Fire generates earth and controls metal

Which generates water…

 

Wherefore, ye who wouldst bring metal to wood, beware

 

WorkersSearch.bwc

 

The paper of record. For what is record, in this case but wretched: insult to injury – to intelligence, to language, to humanity and all things sentient and alive:

Headline: do the workers also search for victims amid the non-pockets?

¶ 2: “inferno”? As in Hell?

¶ 3: “A police officer lead [?!] a dog around the edge of the piles.” True, the past is never simple. Or past.

¶ 4: “…crane teeth on brick…” At last report neither cranes nor cranes possessed teeth, though the hook end of a crane arm may be fitted with a toothed excavator bucket. “…And a police helicopter pounded the air.”

¶ 7: “City officials said the likelihood of finding survivors diminished with each hour.” Or as they say in BK: No shit, Sherlock.

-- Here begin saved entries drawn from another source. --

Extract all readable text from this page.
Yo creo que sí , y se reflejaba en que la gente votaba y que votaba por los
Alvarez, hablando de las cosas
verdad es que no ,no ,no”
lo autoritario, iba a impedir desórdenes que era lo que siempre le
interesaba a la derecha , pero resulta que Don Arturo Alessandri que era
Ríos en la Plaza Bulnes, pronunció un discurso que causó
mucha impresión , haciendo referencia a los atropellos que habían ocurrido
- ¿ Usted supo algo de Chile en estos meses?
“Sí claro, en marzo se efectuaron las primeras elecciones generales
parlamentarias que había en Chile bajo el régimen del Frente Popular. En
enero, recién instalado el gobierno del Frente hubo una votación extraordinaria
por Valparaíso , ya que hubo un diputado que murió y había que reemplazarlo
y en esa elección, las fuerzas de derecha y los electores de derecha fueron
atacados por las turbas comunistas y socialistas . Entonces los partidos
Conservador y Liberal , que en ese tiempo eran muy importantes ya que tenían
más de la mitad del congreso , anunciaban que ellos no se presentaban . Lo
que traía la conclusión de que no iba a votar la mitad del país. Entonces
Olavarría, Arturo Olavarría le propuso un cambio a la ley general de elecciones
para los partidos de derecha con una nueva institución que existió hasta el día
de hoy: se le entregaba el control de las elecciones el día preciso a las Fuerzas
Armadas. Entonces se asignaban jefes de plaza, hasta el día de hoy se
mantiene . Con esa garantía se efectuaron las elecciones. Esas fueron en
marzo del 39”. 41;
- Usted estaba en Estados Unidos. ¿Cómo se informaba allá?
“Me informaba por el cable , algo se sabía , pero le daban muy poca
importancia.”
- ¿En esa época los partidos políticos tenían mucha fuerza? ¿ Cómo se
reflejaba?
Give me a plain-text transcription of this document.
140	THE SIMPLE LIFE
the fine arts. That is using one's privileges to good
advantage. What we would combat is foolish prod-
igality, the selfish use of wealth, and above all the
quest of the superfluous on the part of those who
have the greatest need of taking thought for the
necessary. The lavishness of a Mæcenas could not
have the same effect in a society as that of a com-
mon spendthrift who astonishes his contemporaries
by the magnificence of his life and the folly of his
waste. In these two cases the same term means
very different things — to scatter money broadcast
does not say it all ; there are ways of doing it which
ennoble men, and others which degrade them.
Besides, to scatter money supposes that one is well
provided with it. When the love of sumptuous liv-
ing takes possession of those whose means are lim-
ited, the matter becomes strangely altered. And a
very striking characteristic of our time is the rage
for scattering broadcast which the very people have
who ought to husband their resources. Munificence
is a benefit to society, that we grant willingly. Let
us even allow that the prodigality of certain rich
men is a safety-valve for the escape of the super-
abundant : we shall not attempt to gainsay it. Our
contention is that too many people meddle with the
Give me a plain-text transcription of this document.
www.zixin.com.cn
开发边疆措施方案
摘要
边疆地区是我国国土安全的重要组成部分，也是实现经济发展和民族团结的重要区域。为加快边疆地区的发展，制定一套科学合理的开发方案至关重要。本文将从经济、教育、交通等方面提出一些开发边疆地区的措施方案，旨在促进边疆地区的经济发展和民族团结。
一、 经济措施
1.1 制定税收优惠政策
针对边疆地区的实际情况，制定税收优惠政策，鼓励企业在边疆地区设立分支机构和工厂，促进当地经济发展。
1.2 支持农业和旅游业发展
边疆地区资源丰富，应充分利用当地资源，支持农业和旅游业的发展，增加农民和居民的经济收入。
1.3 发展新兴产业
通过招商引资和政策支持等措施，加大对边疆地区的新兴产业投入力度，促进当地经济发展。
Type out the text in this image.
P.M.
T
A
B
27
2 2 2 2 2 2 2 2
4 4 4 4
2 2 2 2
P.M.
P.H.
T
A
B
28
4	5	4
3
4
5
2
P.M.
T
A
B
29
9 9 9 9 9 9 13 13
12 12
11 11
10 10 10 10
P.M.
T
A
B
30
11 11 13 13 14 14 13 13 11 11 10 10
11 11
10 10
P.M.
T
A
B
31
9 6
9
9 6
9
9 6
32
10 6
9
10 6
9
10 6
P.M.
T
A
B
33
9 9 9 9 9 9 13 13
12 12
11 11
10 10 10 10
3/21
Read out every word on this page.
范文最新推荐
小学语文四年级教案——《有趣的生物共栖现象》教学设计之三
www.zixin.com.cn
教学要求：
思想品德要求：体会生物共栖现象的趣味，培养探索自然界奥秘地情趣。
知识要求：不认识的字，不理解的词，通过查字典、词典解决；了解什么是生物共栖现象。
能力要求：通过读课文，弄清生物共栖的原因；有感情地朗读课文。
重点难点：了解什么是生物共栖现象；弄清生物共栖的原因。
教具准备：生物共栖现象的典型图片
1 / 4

            And the prose spirals upward and outward, like but not like a toxic dust devil: pounding and compounding in the widening gyre, while below in the ninth circle’s depths sit the “lady’s” gray eminences, like and not like the fates, ever selecting, naturally or no, the survival of the fittest to print.

 

Kilgore: Smell that? You smell that?

Lance: What?

Kilgore: Napalm, son. Nothing else in the world smells like that.

[kneels]

[John Milius]

 

The well-strung soul

 

Food was flyin’ everywhere

I left without my hat.

[Zimmerman]

 

There is no middle age, just as there is no middle class. Only pivots.

And my lands, what a lot of energy it takes to see the world as linear.

But as James Osterberg once sang: That’s just hypnotizing chickens.